I have had to tell some of my daughter’s 10 -year -old friends to leave my son alone too. One of them told him she would pay for his movie ticket if he would please just come with my daughter and her friends to the movies. My poor daughter.

And anyway why are all these girls so aggressively going after boys? Do they really think that flowery love notes saying “I will never break your heart” to a 13 year old boy are going to make those boys feel anything but uncomfortable. And 13 year old boys — at least most of them — are uncomfortable when you throw yourselves at them and they have to try and be gentlemen and not hurt your feelings. Because as my son and so many other boys his age know well already, when you hurt a girl’s feelings you also offend her circle of friends and that never turns out pretty.

So here is my plea to young tweens and teens and their parents:

Please young girls restrain your raging hormones.

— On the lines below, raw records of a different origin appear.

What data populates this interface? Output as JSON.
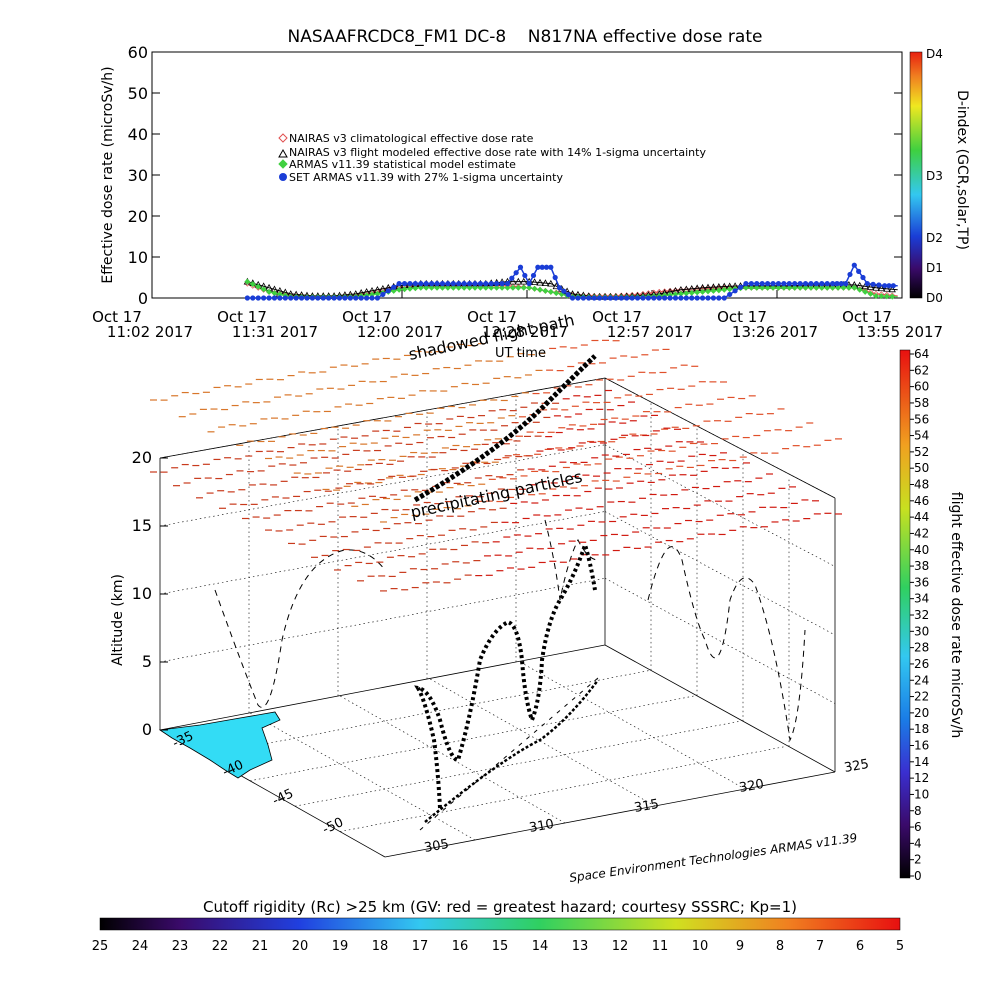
{
  "chart_data": [
    {
      "type": "line",
      "title": "NASAAFRCDC8_FM1 DC-8    N817NA effective dose rate",
      "ylabel": "Effective dose rate (microSv/h)",
      "xlabel": "UT time",
      "x_ticks": [
        {
          "line1": "Oct 17",
          "line2": "11:02 2017"
        },
        {
          "line1": "Oct 17",
          "line2": "11:31 2017"
        },
        {
          "line1": "Oct 17",
          "line2": "12:00 2017"
        },
        {
          "line1": "Oct 17",
          "line2": "12:28 2017"
        },
        {
          "line1": "Oct 17",
          "line2": "12:57 2017"
        },
        {
          "line1": "Oct 17",
          "line2": "13:26 2017"
        },
        {
          "line1": "Oct 17",
          "line2": "13:55 2017"
        }
      ],
      "ylim": [
        0,
        60
      ],
      "y_ticks": [
        "0",
        "10",
        "20",
        "30",
        "40",
        "50",
        "60"
      ],
      "legend_position": "upper-left",
      "x_minutes_ref": "11:02",
      "series": [
        {
          "name": "NAIRAS v3 climatological effective dose rate",
          "color": "#e05050",
          "marker": "diamond",
          "x": [
            "11:24",
            "11:29",
            "11:34",
            "11:39",
            "11:44",
            "11:49",
            "11:54",
            "11:59",
            "12:04",
            "12:09",
            "12:14",
            "12:19",
            "12:24",
            "12:29",
            "12:34",
            "12:39",
            "12:44",
            "12:49",
            "12:54",
            "12:59",
            "13:04",
            "13:09",
            "13:14",
            "13:19",
            "13:24",
            "13:29",
            "13:34",
            "13:39",
            "13:44",
            "13:49",
            "13:54"
          ],
          "values": [
            3.5,
            1.5,
            0.5,
            0.3,
            0.3,
            0.5,
            1.5,
            2.5,
            3.0,
            3.0,
            3.0,
            3.0,
            3.0,
            2.5,
            1.5,
            0.8,
            0.5,
            0.5,
            0.8,
            1.5,
            2.0,
            2.3,
            2.5,
            2.5,
            2.5,
            2.5,
            2.5,
            2.5,
            2.5,
            1.0,
            0.5
          ]
        },
        {
          "name": "NAIRAS v3 flight modeled effective dose rate with 14% 1-sigma uncertainty",
          "color": "#000000",
          "marker": "triangle",
          "x": [
            "11:24",
            "11:29",
            "11:34",
            "11:39",
            "11:44",
            "11:49",
            "11:54",
            "11:59",
            "12:04",
            "12:09",
            "12:14",
            "12:19",
            "12:24",
            "12:29",
            "12:34",
            "12:39",
            "12:44",
            "12:49",
            "12:54",
            "12:59",
            "13:04",
            "13:09",
            "13:14",
            "13:19",
            "13:24",
            "13:29",
            "13:34",
            "13:39",
            "13:44",
            "13:49",
            "13:54"
          ],
          "values": [
            4.0,
            2.5,
            1.0,
            0.5,
            0.5,
            1.0,
            2.0,
            3.0,
            3.5,
            3.5,
            3.5,
            3.5,
            4.0,
            4.0,
            3.5,
            1.0,
            0.3,
            0.3,
            0.5,
            1.0,
            2.0,
            2.5,
            2.8,
            3.0,
            3.0,
            3.0,
            3.2,
            3.2,
            3.2,
            2.5,
            2.0
          ]
        },
        {
          "name": "ARMAS v11.39 statistical model estimate",
          "color": "#40d040",
          "marker": "diamond",
          "x": [
            "11:24",
            "11:29",
            "11:34",
            "11:39",
            "11:44",
            "11:49",
            "11:54",
            "11:59",
            "12:04",
            "12:09",
            "12:14",
            "12:19",
            "12:24",
            "12:29",
            "12:34",
            "12:39",
            "12:44",
            "12:49",
            "12:54",
            "12:59",
            "13:04",
            "13:09",
            "13:14",
            "13:19",
            "13:24",
            "13:29",
            "13:34",
            "13:39",
            "13:44",
            "13:49",
            "13:54"
          ],
          "values": [
            4.0,
            1.5,
            0.3,
            0.2,
            0.2,
            0.3,
            1.0,
            2.0,
            2.5,
            2.5,
            2.5,
            2.5,
            2.5,
            2.5,
            1.5,
            0.3,
            0.2,
            0.2,
            0.2,
            0.5,
            1.0,
            1.5,
            2.0,
            2.5,
            2.5,
            2.5,
            2.5,
            2.5,
            2.5,
            0.5,
            0.3
          ]
        },
        {
          "name": "SET ARMAS v11.39 with 27% 1-sigma uncertainty",
          "color": "#1a3dd6",
          "marker": "circle",
          "x": [
            "11:24",
            "11:29",
            "11:34",
            "11:39",
            "11:44",
            "11:49",
            "11:54",
            "11:59",
            "12:04",
            "12:09",
            "12:14",
            "12:19",
            "12:24",
            "12:27",
            "12:29",
            "12:31",
            "12:34",
            "12:36",
            "12:39",
            "12:44",
            "12:49",
            "12:54",
            "12:59",
            "13:04",
            "13:09",
            "13:14",
            "13:19",
            "13:24",
            "13:29",
            "13:34",
            "13:39",
            "13:42",
            "13:44",
            "13:47",
            "13:51",
            "13:54"
          ],
          "values": [
            0,
            0,
            0,
            0,
            0,
            0,
            0,
            3.5,
            3.5,
            3.5,
            3.5,
            3.5,
            3.5,
            7.5,
            3.5,
            7.5,
            7.5,
            2.5,
            0,
            0,
            0,
            0,
            0,
            0,
            0,
            0,
            3.5,
            3.5,
            3.5,
            3.5,
            3.5,
            3.5,
            8.0,
            3.5,
            3.0,
            3.0
          ]
        }
      ],
      "d_index_colorbar": {
        "label": "D-index (GCR,solar,TP)",
        "ticks": [
          "D0",
          "D1",
          "D2",
          "D3",
          "D4"
        ]
      }
    },
    {
      "type": "scatter",
      "description_labels": {
        "path_label": "shadowed flight path",
        "particles_label": "precipitating particles"
      },
      "zlabel": "Altitude (km)",
      "z_ticks": [
        "0",
        "5",
        "10",
        "15",
        "20"
      ],
      "lat_ticks": [
        "-35",
        "-40",
        "-45",
        "-50"
      ],
      "lon_ticks": [
        "305",
        "310",
        "315",
        "320",
        "325"
      ],
      "credit": "Space Environment Technologies ARMAS v11.39",
      "dose_colorbar": {
        "label": "flight effective dose rate microSv/h",
        "ticks": [
          "0",
          "2",
          "4",
          "6",
          "8",
          "10",
          "12",
          "14",
          "16",
          "18",
          "20",
          "22",
          "24",
          "26",
          "28",
          "30",
          "32",
          "34",
          "36",
          "38",
          "40",
          "42",
          "44",
          "46",
          "48",
          "50",
          "52",
          "54",
          "56",
          "58",
          "60",
          "62",
          "64"
        ]
      },
      "rigidity_colorbar": {
        "label": "Cutoff rigidity (Rc) >25 km (GV: red = greatest hazard; courtesy SSSRC; Kp=1)",
        "ticks": [
          "25",
          "24",
          "23",
          "22",
          "21",
          "20",
          "19",
          "18",
          "17",
          "16",
          "15",
          "14",
          "13",
          "12",
          "11",
          "10",
          "9",
          "8",
          "7",
          "6",
          "5"
        ]
      },
      "flight_altitudes_km": [
        0,
        1,
        3,
        5,
        7,
        9,
        10,
        10.5,
        10.5,
        10.5,
        8,
        5,
        2.5,
        5,
        8,
        9,
        8,
        5,
        3,
        4,
        7,
        10,
        11,
        12,
        12,
        12,
        11,
        11
      ]
    }
  ],
  "colors": {
    "nairas_clim": "#e05050",
    "nairas_flight": "#000000",
    "armas_model": "#40d040",
    "set_armas": "#1a3dd6",
    "land": "#33dcf5",
    "grid": "#000000"
  }
}
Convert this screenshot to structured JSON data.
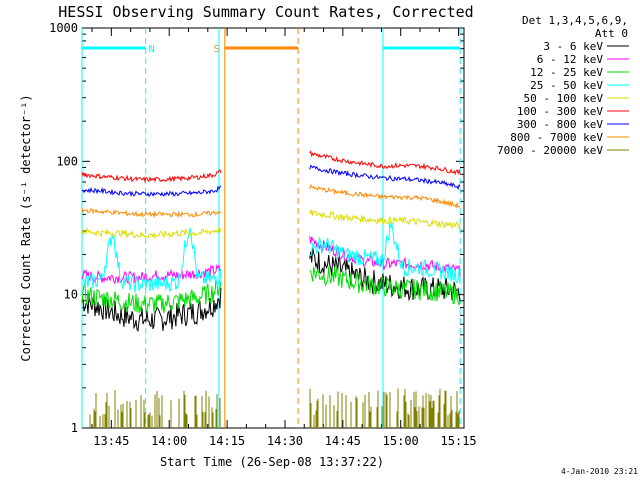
{
  "chart_data": {
    "type": "line",
    "title": "HESSI Observing Summary Count Rates, Corrected",
    "xlabel": "Start Time (26-Sep-08 13:37:22)",
    "ylabel": "Corrected Count Rate (s⁻¹ detector⁻¹)",
    "yscale": "log",
    "ylim": [
      1,
      1000
    ],
    "xlim_minutes": [
      0,
      99
    ],
    "ticks_y": [
      "1",
      "10",
      "100",
      "1000"
    ],
    "ticks_x": [
      {
        "label": "13:45",
        "minute": 7.6
      },
      {
        "label": "14:00",
        "minute": 22.6
      },
      {
        "label": "14:15",
        "minute": 37.6
      },
      {
        "label": "14:30",
        "minute": 52.6
      },
      {
        "label": "14:45",
        "minute": 67.6
      },
      {
        "label": "15:00",
        "minute": 82.6
      },
      {
        "label": "15:15",
        "minute": 97.6
      }
    ],
    "legend_header": [
      "Det 1,3,4,5,6,9,",
      "Att 0"
    ],
    "legend_position": "right",
    "footer": "4-Jan-2010 23:21",
    "data_gap_minutes": [
      36,
      59
    ],
    "series": [
      {
        "name": "3 - 6 keV",
        "color": "#000000",
        "x": [
          0,
          5,
          10,
          15,
          20,
          25,
          30,
          34,
          36
        ],
        "values": [
          9,
          8,
          7,
          6.5,
          6.5,
          7,
          7.5,
          8.5,
          10
        ],
        "x2": [
          59,
          63,
          68,
          73,
          78,
          83,
          88,
          93,
          98
        ],
        "values2": [
          19,
          17,
          15,
          13,
          12,
          11.5,
          11,
          11,
          10.5
        ]
      },
      {
        "name": "6 - 12 keV",
        "color": "#ff00ff",
        "x": [
          0,
          5,
          10,
          15,
          20,
          25,
          30,
          34,
          36
        ],
        "values": [
          14,
          13.5,
          13.5,
          13.5,
          14,
          14,
          14.5,
          15,
          15.5
        ],
        "x2": [
          59,
          63,
          68,
          73,
          78,
          83,
          88,
          93,
          98
        ],
        "values2": [
          26,
          23,
          20,
          18,
          17,
          17,
          17,
          16,
          15
        ]
      },
      {
        "name": "12 - 25 keV",
        "color": "#00dd00",
        "x": [
          0,
          5,
          10,
          15,
          20,
          25,
          30,
          34,
          36
        ],
        "values": [
          10,
          9.5,
          9,
          8.5,
          8.5,
          9,
          9.5,
          10.5,
          12
        ],
        "x2": [
          59,
          63,
          68,
          73,
          78,
          83,
          88,
          93,
          98
        ],
        "values2": [
          15,
          14,
          13,
          12,
          11.5,
          11,
          11,
          10.5,
          10
        ]
      },
      {
        "name": "25 - 50 keV",
        "color": "#00ffff",
        "x": [
          0,
          5,
          8,
          10,
          13,
          15,
          20,
          25,
          28,
          30,
          34,
          36
        ],
        "values": [
          12,
          13,
          30,
          13,
          12,
          12,
          12,
          12.5,
          35,
          13,
          13,
          14
        ],
        "x2": [
          59,
          63,
          68,
          73,
          78,
          80,
          83,
          88,
          93,
          98
        ],
        "values2": [
          22,
          24,
          20,
          19,
          18,
          34,
          16,
          16,
          15,
          14
        ]
      },
      {
        "name": "50 - 100 keV",
        "color": "#dddd00",
        "x": [
          0,
          5,
          10,
          15,
          20,
          25,
          30,
          34,
          36
        ],
        "values": [
          30,
          29,
          29,
          28,
          28,
          29,
          29,
          30,
          31
        ],
        "x2": [
          59,
          63,
          68,
          73,
          78,
          83,
          88,
          93,
          98
        ],
        "values2": [
          41,
          40,
          38,
          37,
          36,
          36,
          35,
          34,
          33
        ]
      },
      {
        "name": "100 - 300 keV",
        "color": "#ff0000",
        "x": [
          0,
          5,
          10,
          15,
          20,
          25,
          30,
          34,
          36
        ],
        "values": [
          80,
          77,
          75,
          73,
          73,
          74,
          76,
          79,
          84
        ],
        "x2": [
          59,
          63,
          68,
          73,
          78,
          83,
          88,
          93,
          98
        ],
        "values2": [
          115,
          108,
          101,
          96,
          92,
          93,
          92,
          88,
          82
        ]
      },
      {
        "name": "300 - 800 keV",
        "color": "#0000ff",
        "x": [
          0,
          5,
          10,
          15,
          20,
          25,
          30,
          34,
          36
        ],
        "values": [
          61,
          60,
          58,
          57,
          57,
          57,
          58,
          60,
          63
        ],
        "x2": [
          59,
          63,
          68,
          73,
          78,
          83,
          88,
          93,
          98
        ],
        "values2": [
          90,
          86,
          81,
          78,
          75,
          74,
          72,
          69,
          64
        ]
      },
      {
        "name": "800 - 7000 keV",
        "color": "#ff8800",
        "x": [
          0,
          5,
          10,
          15,
          20,
          25,
          30,
          34,
          36
        ],
        "values": [
          43,
          42,
          41,
          40,
          40,
          40,
          40,
          41,
          42
        ],
        "x2": [
          59,
          63,
          68,
          73,
          78,
          83,
          88,
          93,
          98
        ],
        "values2": [
          64,
          61,
          58,
          56,
          54,
          54,
          53,
          50,
          46
        ]
      },
      {
        "name": "7000 - 20000 keV",
        "color": "#808000",
        "x": [
          0,
          36
        ],
        "values": [
          1.5,
          1.5
        ],
        "x2": [
          59,
          98
        ],
        "values2": [
          1.5,
          1.5
        ]
      }
    ],
    "flag_bars": [
      {
        "label": "N",
        "color": "#00ffff",
        "x_start": 0,
        "x_end": 16.5
      },
      {
        "label": "S",
        "color": "#ff8800",
        "x_start": 37,
        "x_end": 56
      },
      {
        "label": "",
        "color": "#00ffff",
        "x_start": 78,
        "x_end": 98
      }
    ],
    "markers": [
      {
        "color": "#00ffff",
        "style": "solid",
        "minute": 0
      },
      {
        "color": "#00ffff",
        "style": "dashed",
        "minute": 16.5
      },
      {
        "color": "#00ffff",
        "style": "solid",
        "minute": 35.5
      },
      {
        "color": "#ff8800",
        "style": "solid",
        "minute": 37
      },
      {
        "color": "#ff8800",
        "style": "dashed",
        "minute": 56
      },
      {
        "color": "#00ffff",
        "style": "solid",
        "minute": 78
      },
      {
        "color": "#00ffff",
        "style": "dashed",
        "minute": 98
      }
    ]
  }
}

Boys do not want to feel cornered by your undying love when they are 13. They may like you, it’s true. Probably just not quite as much as you think you like them. It is not doing anything for your dignity to behave this way on a regular basis.

Parents, (and this includes me) please don’t laugh this off. Because first of all  there are boys that will take unfair advantage of this behavior. And they are usually responding to a much more physical impulse rather than an emotional one. Secondly, we need to help our daughters understand that just because it is normal on TV shows or in YA romance books that does not mean that deeply intense romantic relationships are really the everyday norm for kids — these young boys may be fun to flirt with or hang out with or talk to but they are unprepared to deal with adult relationship ideals.

Just a sidenote: I realize that girls are not the only ones to blame for giving into their hormonal romantic urges. I just think we are ignoring this trend coming from our daughters and we are writing it off as cute or funny. I realize there are plenty of boys who need to be taught the meaning of appropriate touching and the meaning of the words “hands off.” But that is a topic for another day.